Os ingressos para o evento, exclusivo para famílias empresárias, podem ser adquiridos aqui.

Promovido pelo Instituto Sucessor, o Rodas de Conversa é um encontro mensal no qual especialistas são recebidos para abordar diversos aspectos da família.

Confira a entrevista que o Instituto Sucessor fez com Renate.

 

IS – Como a abordagem sistêmica e as metodologias aplicadas às constelações podem auxiliar uma família empresária?

Renate Muller – Trabalho há 18 anos com essa abordagem e fui uma das pioneiras a utilizar essa metodologia no Rio Grande do Sul.

O primeiro ponto que precisa ser grifado é que a abordagem sistêmica amplia nossa visão mudando o modo como percebemos e compreendemos a nós mesmos e aos outros.

Ou seja, propõe que deixemos de olhar os elementos individualmente e passemos a percebê-los como parte de um sistema em que cada um carrega a história da sua ancestralidade.

Essas memórias são inconscientes e, em geral, não temos a exata noção sobre o modo como elas nos afetam e orientam nossas escolhas.

No caso de uma família empresária, as histórias que atravessam gerações podem fazer com que determinados comportamentos se repliquem.

Por meio de um olhar sistêmico podemos conscientizar essas memórias e interromper determinados ciclos comportamentais.

 

IS – A partir do momento que essas memórias se tornam conscientes o que ocorre?

Renate – Tomar conhecimento dessa dinâmica, que nos causa comportamentos indesejados ou algum tipo de problema, é o primeiro passo. O importante é que a mudança vai depender dessa conscientização.

Em uma família empresária é usual que as histórias das pessoas e seus comportamentos sejam levados ao ambiente de negócios, provocando desgaste e podendo afetar resultados.

O principal intuito dessa metodologia é trazer à luz da consciência o que está em desordem e buscar o reordenamento, possibilitando um maior fluxo das relações e do trabalho, além de fazer com que os antigos padrões não sejam repetidos na próxima geração.

 

IS – Essa metodologia, embora em voga, não é nova?

Renate – Desde os anos 1970, Bert Hellinger, filósofo, teólogo e psicanalista alemão, vem disseminando seu trabalho pelo mundo.

Considerado o pai das Constelações Familiares, ele percebeu que os sistemas são regidos por leis e quando uma destas leis é quebrada, surgem desequilíbrios que dificultam nossas vidas, tanto no âmbito pessoal como profissional.

Esta metodologia que iniciou no contexto familiar, vem sendo aplicada com sucesso na educação e no campo empresarial.

Na área jurídica, por exemplo, as constelações têm sido uma importante ferramenta de conciliação, sendo recomendada sua prática pelo Conselho Nacional de Justiça.

Currículo 

Renate Muller é psicóloga formada pela PUCRS, helper de Pathwork, consteladora familiar, e graduada pela Hellinger Ciência.

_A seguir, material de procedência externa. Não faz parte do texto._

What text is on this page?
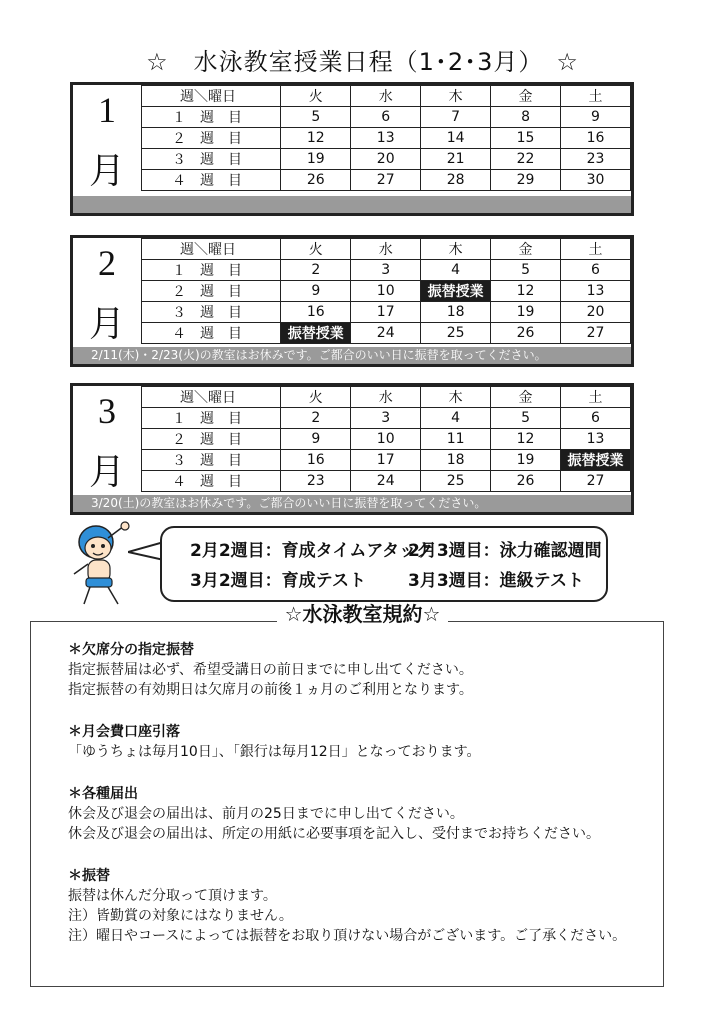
☆　水泳教室授業日程（1･2･3月）　☆
1
月
週＼曜日	火	水	木	金	土
１　週　目	5	6	7	8	9
２　週　目	12	13	14	15	16
３　週　目	19	20	21	22	23
４　週　目	26	27	28	29	30
2
月
週＼曜日	火	水	木	金	土
１　週　目	2	3	4	5	6
２　週　目	9	10	振替授業	12	13
３　週　目	16	17	18	19	20
４　週　目	振替授業	24	25	26	27
2/11(木)・2/23(火)の教室はお休みです。ご都合のいい日に振替を取ってください。
3
月
週＼曜日	火	水	木	金	土
１　週　目	2	3	4	5	6
２　週　目	9	10	11	12	13
３　週　目	16	17	18	19	振替授業
４　週　目	23	24	25	26	27
3/20(土)の教室はお休みです。ご都合のいい日に振替を取ってください。
2月2週目：育成タイムアタック
2月3週目：泳力確認週間
3月2週目：育成テスト 3月3週目：進級テスト
☆水泳教室規約☆

＊欠席分の指定振替

指定振替届は必ず、希望受講日の前日までに申し出てください。

指定振替の有効期日は欠席月の前後１ヵ月のご利用となります。

＊月会費口座引落

「ゆうちょは毎月10日」、「銀行は毎月12日」となっております。

＊各種届出

休会及び退会の届出は、前月の25日までに申し出てください。

休会及び退会の届出は、所定の用紙に必要事項を記入し、受付までお持ちください。

＊振替

振替は休んだ分取って頂けます。

注）皆勤賞の対象にはなりません。

注）曜日やコースによっては振替をお取り頂けない場合がございます。ご了承ください。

Consultora de empresas, com especialização em Constelações Organizacionais pelo Instituto Metaforum da Alemanha e com Yam Jacob da Holanda. É Master nas Novas Constelações Familiares e organizacionais pelo Instituto de Constelaciones Familiares Brigitte Champetier de Ribes, da Espanha. É psicóloga clínica, coordena formações profissionais na abordagem do Pathwork e é diretora da Renate Muller Treinamento e Desenvolvimento.

A família como um sistema | Rodas de Conversa

Data: 19 de julho. Horário: 9h às 12h

Local: Instituto Ling (Rua João Caetano, 440, Bairro Três Figueiras, Porto Alegre).